Adding to cart triggers a toast via sonner-native to give immediate feedback without cluttering the UI with alerts.

Shopping Cart Screen

The cart tab uses a SectionList (overkill for a single section, but it made adding a sticky footer total and clear button straightforward). The tab badge in the root layout is driven by reducing over the cart state — so it updates reactively whenever anything is added or removed.

Zustand with an Actions/Effects Split

One pattern I settled on for the store was separating pure state mutations (actions) from side-effectful operations (effects). The store is structured as three files:

  • state.ts — initial state shape
  • actions.ts — synchronous state setters (addToCart, setProducts, etc.)
  • effects.ts — async operations that compose actions and trigger toasts
export const useAppStore = create<AppStore>((set, get) => ({
...initialState,
actions: createActions(set),
effects: createEffects(set, get),
}));
export const useAppActions = () => useAppStore((store) => store.actions);
export const useAppEffects = () => useAppStore((store) => store.effects);

This made testing much easier. Actions are pure functions — given a state, they return a new state. Effects are where the API calls and toasts live. Keeping them separate means I could test actions in isolation without mocking any async behavior.

NativeWind + Dark Mode

NativeWind works by running Tailwind's compiler against your source files and converting class strings into React Native style objects at build time. It pairs with a useColorScheme hook from NativeWind to drive dark mode:

export const useColorScheme = () => {
const { colorScheme, setColorScheme, toggleColorScheme } =
useNativewindColorScheme();
return {
colorScheme: colorScheme ?? 'dark',
setColorScheme,
toggleColorScheme,
};
};

The ?? 'dark' fallback means unresolved color schemes default to dark — a personal preference. The theme toggle in the header calls toggleColorScheme() and NativeWind handles propagating the change through the component tree.

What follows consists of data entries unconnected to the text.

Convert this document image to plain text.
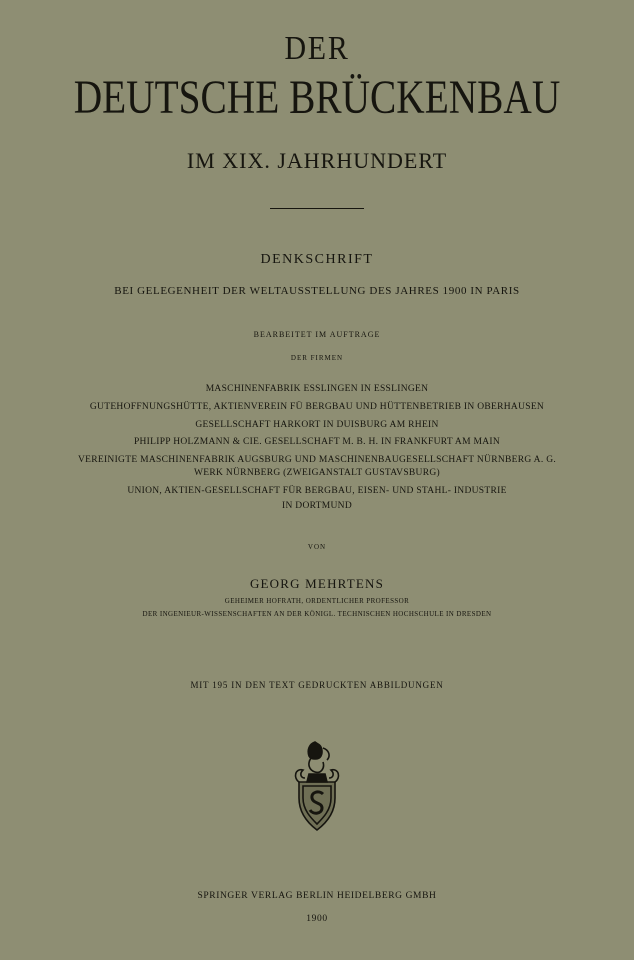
DER

DEUTSCHE BRÜCKENBAU

IM XIX. JAHRHUNDERT

DENKSCHRIFT

BEI GELEGENHEIT DER WELTAUSSTELLUNG DES JAHRES 1900 IN PARIS

BEARBEITET IM AUFTRAGE

DER FIRMEN

MASCHINENFABRIK ESSLINGEN IN ESSLINGEN

GUTEHOFFNUNGSHÜTTE, AKTIENVEREIN FÜ BERGBAU UND HÜTTENBETRIEB IN OBERHAUSEN

GESELLSCHAFT HARKORT IN DUISBURG AM RHEIN

PHILIPP HOLZMANN & CIE. GESELLSCHAFT M. B. H. IN FRANKFURT AM MAIN

VEREINIGTE MASCHINENFABRIK AUGSBURG UND MASCHINENBAUGESELLSCHAFT NÜRNBERG A. G.

WERK NÜRNBERG (ZWEIGANSTALT GUSTAVSBURG)

UNION, AKTIEN-GESELLSCHAFT FÜR BERGBAU, EISEN- UND STAHL- INDUSTRIE

IN DORTMUND

VON

GEORG MEHRTENS

GEHEIMER HOFRATH, ORDENTLICHER PROFESSOR

DER INGENIEUR-WISSENSCHAFTEN AN DER KÖNIGL. TECHNISCHEN HOCHSCHULE IN DRESDEN

MIT 195 IN DEN TEXT GEDRUCKTEN ABBILDUNGEN

SPRINGER VERLAG BERLIN HEIDELBERG GMBH

1900
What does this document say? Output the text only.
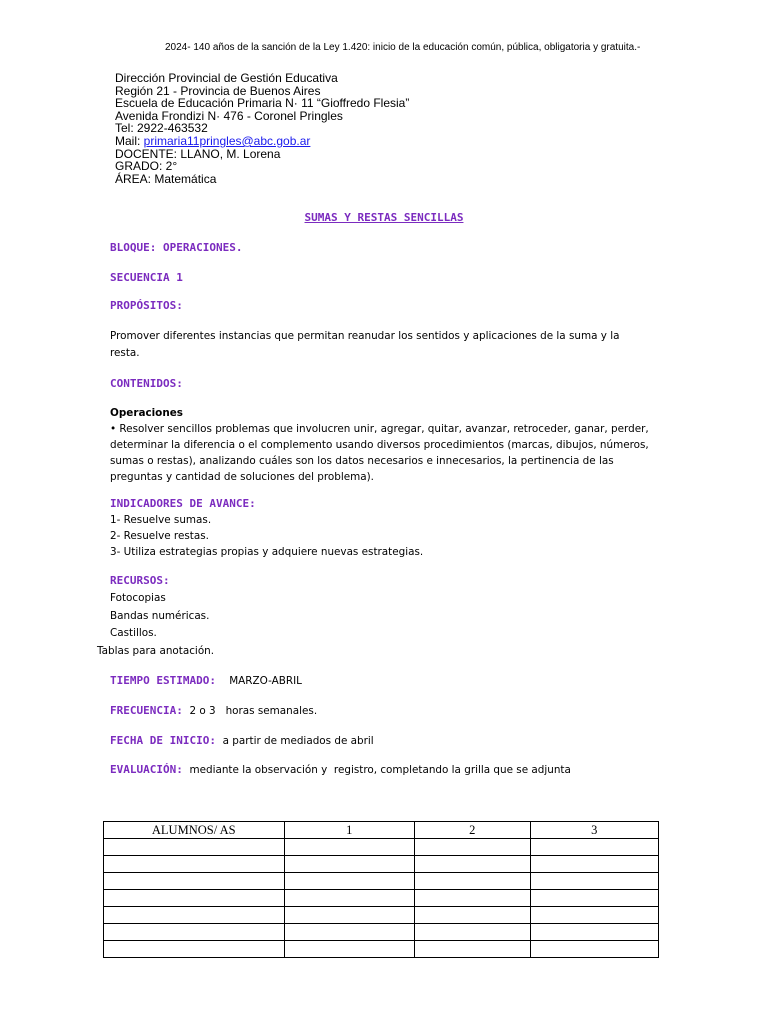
2024- 140 años de la sanción de la Ley 1.420: inicio de la educación común, pública, obligatoria y gratuita.-
Dirección Provincial de Gestión Educativa
Región 21 - Provincia de Buenos Aires
Escuela de Educación Primaria N· 11 “Gioffredo Flesia”
Avenida Frondizi N· 476 - Coronel Pringles
Tel: 2922-463532
Mail: primaria11pringles@abc.gob.ar
DOCENTE: LLANO, M. Lorena
GRADO: 2°
ÁREA: Matemática
SUMAS Y RESTAS SENCILLAS
BLOQUE: OPERACIONES.
SECUENCIA 1
PROPÓSITOS:
Promover diferentes instancias que permitan reanudar los sentidos y aplicaciones de la suma y la resta.
CONTENIDOS:
Operaciones
• Resolver sencillos problemas que involucren unir, agregar, quitar, avanzar, retroceder, ganar, perder, determinar la diferencia o el complemento usando diversos procedimientos (marcas, dibujos, números, sumas o restas), analizando cuáles son los datos necesarios e innecesarios, la pertinencia de las preguntas y cantidad de soluciones del problema).
INDICADORES DE AVANCE:
1- Resuelve sumas.
2- Resuelve restas.
3- Utiliza estrategias propias y adquiere nuevas estrategias.
RECURSOS:
Fotocopias
Bandas numéricas.
Castillos.
Tablas para anotación.
TIEMPO ESTIMADO: MARZO-ABRIL
FRECUENCIA: 2 o 3   horas semanales.
FECHA DE INICIO: a partir de mediados de abril
EVALUACIÓN: mediante la observación y  registro, completando la grilla que se adjunta
ALUMNOS/ AS	1	2	3
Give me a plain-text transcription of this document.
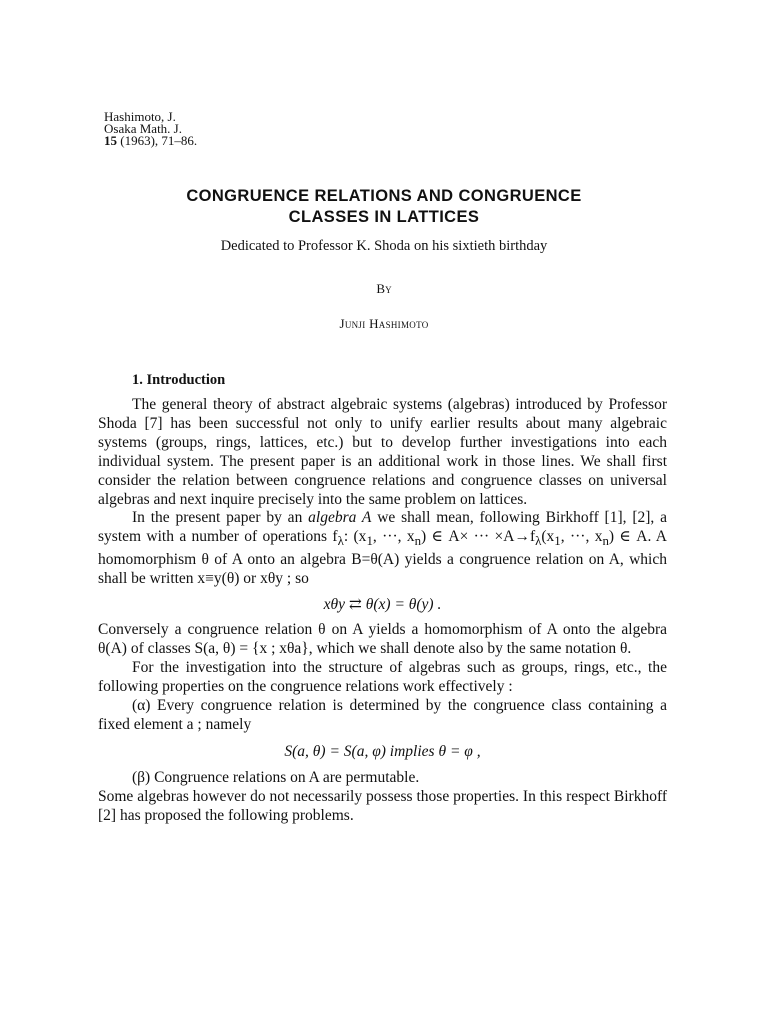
Hashimoto, J.
Osaka Math. J.
15 (1963), 71–86.
CONGRUENCE RELATIONS AND CONGRUENCE
CLASSES IN LATTICES
Dedicated to Professor K. Shoda on his sixtieth birthday
By
Junji Hashimoto
1. Introduction

The general theory of abstract algebraic systems (algebras) introduced by Professor Shoda [7] has been successful not only to unify earlier results about many algebraic systems (groups, rings, lattices, etc.) but to develop further investigations into each individual system. The present paper is an additional work in those lines. We shall first consider the relation between congruence relations and congruence classes on universal algebras and next inquire precisely into the same problem on lattices.

In the present paper by an algebra A we shall mean, following Birkhoff [1], [2], a system with a number of operations $f_\lambda$: ($x_1$, ···, $x_n$) ∈ A× ··· $\times A\to f_\lambda(x_1$, ···, $x_n$) ∈ A. A homomorphism θ of A onto an algebra B=θ(A) yields a congruence relation on A, which shall be written x≡y(θ) or xθy ; so

xθy ⇄ θ(x) = θ(y) .

Conversely a congruence relation θ on A yields a homomorphism of A onto the algebra θ(A) of classes S(a, θ) = {x ; xθa}, which we shall denote also by the same notation θ.

For the investigation into the structure of algebras such as groups, rings, etc., the following properties on the congruence relations work effectively :

(α) Every congruence relation is determined by the congruence class containing a fixed element a ; namely

S(a, θ) = S(a, φ) implies θ = φ ,

(β) Congruence relations on A are permutable.

Some algebras however do not necessarily possess those properties. In this respect Birkhoff [2] has proposed the following problems.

One thing to keep in mind: NativeWind uses className on native components the same as web, but some Tailwind utilities don't map 1:1 to React Native layout. I ran into a few cases where I had to fall back to explicit style props for things that just don't exist in React Native's layout model.

Testing with the Expo Go App

For manual testing during development I used the Expo Go app on my phone. Running pnpm start gives you a QR code — scan it and you're running the app live on device. Hot reload worked reliably throughout the build. Being able to test on a real device without setting up a simulator or Android emulator was a genuine quality-of-life win.

For automated tests I used Jest with the jest-expo preset and @testing-library/react-native. The tests cover each screen's loading/empty/populated states and the store's action logic:

it('renders the product list when products are loaded', async () => {
render(<HomeScreen />);
await waitFor(() => {
expect(screen.getByTestId('home-products-list')).toBeTruthy();
});
});

Takeaways

The Expo ecosystem has grown up considerably since I last touched React Native. expo-router brings the same mental model as Next.js App Router to mobile — if you know one, the other clicks quickly. NativeWind makes styling feel native (pun intended) to anyone with a Tailwind background, and React Native Reusables fills the component primitive gap that shadcn fills on the web.

The biggest adjustment was remembering that React Native has no DOM. No CSS grid, no position: fixed, no browser events. The layout primitives are flexbox-first and everything is a native view. Once that mental model shifted, the rest followed naturally.